Marc Campbell has claimed victory in this race twice before with a pair of trainees from the Ron Burke stable of Pennsylvania. The Winsloe driver says going into the East Coast classic with two real shots from his own stable is a totally different feeling.

“To have two in it with real shots is really cool,” Campbell said.

He says post position was the deciding factor that led him to pick Trial 1 winner Time To Dance as his drive in the big race.

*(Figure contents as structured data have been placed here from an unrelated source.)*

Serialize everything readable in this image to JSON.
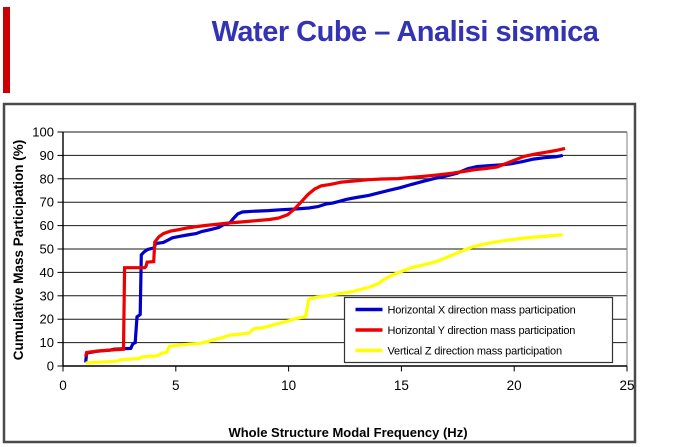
{
  "slide": {
    "title": "Water Cube – Analisi sismica",
    "title_color": "#3333B3",
    "accent_bar_color": "#CC0000"
  },
  "chart_data": {
    "type": "line",
    "title": "",
    "xlabel": "Whole Structure Modal Frequency (Hz)",
    "ylabel": "Cumulative Mass Participation (%)",
    "xlim": [
      0,
      25
    ],
    "ylim": [
      0,
      100
    ],
    "x_ticks": [
      0,
      5,
      10,
      15,
      20,
      25
    ],
    "y_ticks": [
      100,
      90,
      80,
      70,
      60,
      50,
      40,
      30,
      20,
      10,
      0
    ],
    "grid": "horizontal",
    "legend_position": "inside-lower-right",
    "series": [
      {
        "name": "Horizontal X direction mass participation",
        "color": "#0000CC",
        "points": [
          [
            1.0,
            1.5
          ],
          [
            1.05,
            5.5
          ],
          [
            1.5,
            6.3
          ],
          [
            2.1,
            6.8
          ],
          [
            2.25,
            7.2
          ],
          [
            3.0,
            7.5
          ],
          [
            3.1,
            9.5
          ],
          [
            3.2,
            10
          ],
          [
            3.28,
            21
          ],
          [
            3.42,
            22
          ],
          [
            3.47,
            47.5
          ],
          [
            3.6,
            48.8
          ],
          [
            3.75,
            49.8
          ],
          [
            4.05,
            50.5
          ],
          [
            4.1,
            52.3
          ],
          [
            4.45,
            52.8
          ],
          [
            4.85,
            54.8
          ],
          [
            5.15,
            55.4
          ],
          [
            5.5,
            56
          ],
          [
            5.9,
            56.6
          ],
          [
            6.15,
            57.5
          ],
          [
            6.5,
            58.2
          ],
          [
            6.9,
            59.2
          ],
          [
            7.15,
            60.6
          ],
          [
            7.4,
            61.2
          ],
          [
            7.55,
            63
          ],
          [
            7.75,
            65
          ],
          [
            7.95,
            65.8
          ],
          [
            8.4,
            66.1
          ],
          [
            9.1,
            66.4
          ],
          [
            9.7,
            66.8
          ],
          [
            10.3,
            67.1
          ],
          [
            10.9,
            67.5
          ],
          [
            11.3,
            68.1
          ],
          [
            11.65,
            69.2
          ],
          [
            11.95,
            69.6
          ],
          [
            12.25,
            70.4
          ],
          [
            12.55,
            71.2
          ],
          [
            13.0,
            72
          ],
          [
            13.55,
            72.9
          ],
          [
            14.05,
            74.1
          ],
          [
            14.45,
            75.1
          ],
          [
            14.95,
            76.2
          ],
          [
            15.45,
            77.6
          ],
          [
            15.95,
            78.9
          ],
          [
            16.45,
            80.1
          ],
          [
            16.95,
            81.1
          ],
          [
            17.45,
            82.3
          ],
          [
            17.95,
            84.3
          ],
          [
            18.35,
            85.2
          ],
          [
            18.85,
            85.6
          ],
          [
            19.35,
            85.9
          ],
          [
            19.85,
            86.4
          ],
          [
            20.35,
            87.3
          ],
          [
            20.85,
            88.4
          ],
          [
            21.35,
            89
          ],
          [
            21.85,
            89.4
          ],
          [
            22.15,
            90
          ]
        ]
      },
      {
        "name": "Horizontal Y direction mass participation",
        "color": "#EE0000",
        "points": [
          [
            1.0,
            4
          ],
          [
            1.05,
            5.8
          ],
          [
            1.55,
            6.4
          ],
          [
            2.2,
            6.9
          ],
          [
            2.68,
            7.2
          ],
          [
            2.73,
            42
          ],
          [
            3.62,
            42
          ],
          [
            3.68,
            42.6
          ],
          [
            3.73,
            44.4
          ],
          [
            4.02,
            44.6
          ],
          [
            4.07,
            53
          ],
          [
            4.25,
            55.2
          ],
          [
            4.45,
            56.6
          ],
          [
            4.75,
            57.6
          ],
          [
            5.05,
            58.1
          ],
          [
            5.45,
            58.9
          ],
          [
            5.95,
            59.6
          ],
          [
            6.35,
            60.1
          ],
          [
            6.85,
            60.6
          ],
          [
            7.35,
            61.1
          ],
          [
            7.95,
            61.6
          ],
          [
            8.55,
            62.1
          ],
          [
            9.15,
            62.6
          ],
          [
            9.55,
            63.2
          ],
          [
            9.95,
            64.6
          ],
          [
            10.25,
            67
          ],
          [
            10.55,
            70
          ],
          [
            10.85,
            73.2
          ],
          [
            11.15,
            75.6
          ],
          [
            11.45,
            77
          ],
          [
            11.85,
            77.6
          ],
          [
            12.35,
            78.6
          ],
          [
            12.95,
            79.1
          ],
          [
            13.55,
            79.6
          ],
          [
            14.15,
            79.9
          ],
          [
            14.85,
            80.1
          ],
          [
            15.45,
            80.6
          ],
          [
            16.05,
            81.1
          ],
          [
            16.65,
            81.7
          ],
          [
            17.25,
            82.4
          ],
          [
            17.75,
            83.1
          ],
          [
            18.25,
            83.9
          ],
          [
            18.75,
            84.4
          ],
          [
            19.25,
            85.1
          ],
          [
            19.65,
            86.6
          ],
          [
            20.05,
            88.1
          ],
          [
            20.45,
            89.6
          ],
          [
            20.95,
            90.6
          ],
          [
            21.45,
            91.4
          ],
          [
            21.85,
            92.1
          ],
          [
            22.25,
            93
          ]
        ]
      },
      {
        "name": "Vertical Z direction mass participation",
        "color": "#FFFF00",
        "points": [
          [
            1.0,
            1.3
          ],
          [
            1.9,
            1.8
          ],
          [
            2.45,
            2.1
          ],
          [
            2.55,
            2.7
          ],
          [
            3.35,
            3.1
          ],
          [
            3.5,
            3.9
          ],
          [
            4.2,
            4.4
          ],
          [
            4.35,
            5.4
          ],
          [
            4.6,
            5.9
          ],
          [
            4.72,
            8.4
          ],
          [
            5.1,
            8.9
          ],
          [
            5.6,
            9.3
          ],
          [
            6.1,
            9.7
          ],
          [
            6.35,
            10.3
          ],
          [
            6.65,
            11.1
          ],
          [
            7.05,
            12.1
          ],
          [
            7.35,
            13.1
          ],
          [
            7.85,
            13.6
          ],
          [
            8.25,
            14.1
          ],
          [
            8.45,
            15.9
          ],
          [
            8.9,
            16.4
          ],
          [
            9.25,
            17.4
          ],
          [
            9.65,
            18.4
          ],
          [
            10.05,
            19.4
          ],
          [
            10.35,
            20.4
          ],
          [
            10.75,
            21.1
          ],
          [
            10.9,
            28.6
          ],
          [
            11.25,
            29.4
          ],
          [
            11.75,
            30.1
          ],
          [
            12.25,
            30.9
          ],
          [
            12.75,
            31.6
          ],
          [
            13.15,
            32.6
          ],
          [
            13.55,
            33.6
          ],
          [
            13.95,
            35.1
          ],
          [
            14.25,
            37.1
          ],
          [
            14.65,
            39.1
          ],
          [
            15.05,
            40.6
          ],
          [
            15.45,
            42.1
          ],
          [
            15.95,
            43.1
          ],
          [
            16.55,
            44.6
          ],
          [
            17.05,
            46.6
          ],
          [
            17.55,
            48.6
          ],
          [
            18.05,
            50.6
          ],
          [
            18.65,
            52.1
          ],
          [
            19.25,
            53.1
          ],
          [
            19.95,
            54.1
          ],
          [
            20.65,
            54.9
          ],
          [
            21.35,
            55.4
          ],
          [
            22.15,
            56.1
          ]
        ]
      }
    ]
  }
}
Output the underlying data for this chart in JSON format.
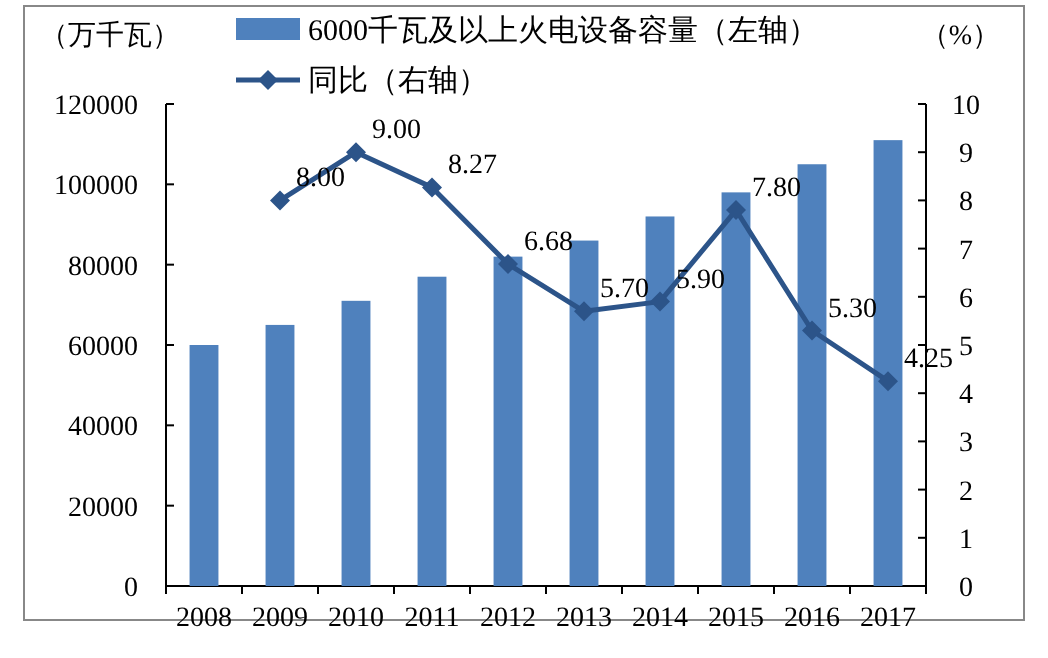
{
  "chart_data": {
    "type": "bar",
    "ylabel": "（万千瓦）",
    "y2label": "（%）",
    "categories": [
      "2008",
      "2009",
      "2010",
      "2011",
      "2012",
      "2013",
      "2014",
      "2015",
      "2016",
      "2017"
    ],
    "series": [
      {
        "name": "6000千瓦及以上火电设备容量（左轴）",
        "color": "#4f81bd",
        "values": [
          60000,
          65000,
          71000,
          77000,
          82000,
          86000,
          92000,
          98000,
          105000,
          111000
        ]
      },
      {
        "name": "同比（右轴）",
        "type": "line",
        "axis": "y2",
        "color": "#2c5489",
        "values": [
          null,
          8.0,
          9.0,
          8.27,
          6.68,
          5.7,
          5.9,
          7.8,
          5.3,
          4.25
        ],
        "value_labels": [
          null,
          "8.00",
          "9.00",
          "8.27",
          "6.68",
          "5.70",
          "5.90",
          "7.80",
          "5.30",
          "4.25"
        ]
      }
    ],
    "ylim": [
      0,
      120000
    ],
    "yticks": [
      0,
      20000,
      40000,
      60000,
      80000,
      100000,
      120000
    ],
    "y2lim": [
      0,
      10
    ],
    "y2ticks": [
      0,
      1,
      2,
      3,
      4,
      5,
      6,
      7,
      8,
      9,
      10
    ],
    "marker": "diamond",
    "legend": "top"
  }
}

“Don’t get me wrong, Rose Run Quest is one of my best friends as my daughter, Allie, would say. I just had in my head that if one drew really good and one drew really bad I’d drive from the better post. It’s not like Time To Dance just squeaked into the final either.”

Campbell says he expects two or three horses to battle for the lead early while Casimir Richie P bides his time.

“Dale is likely going to ride around the turn and then come,” Campbell said. “That’s what I would do if I was driving Casimir Richie P, let things settle in and then come. That’s what I think will happen but people get pretty excited in these big races. I think this race should set up for my other horse, Rose Run Quest, to get a big piece of it.”


Nicholas Oakes is covering harness racing at Gold Cup and Saucer Week for The Guardian. This is his 11th year covering the big week for the news outlet.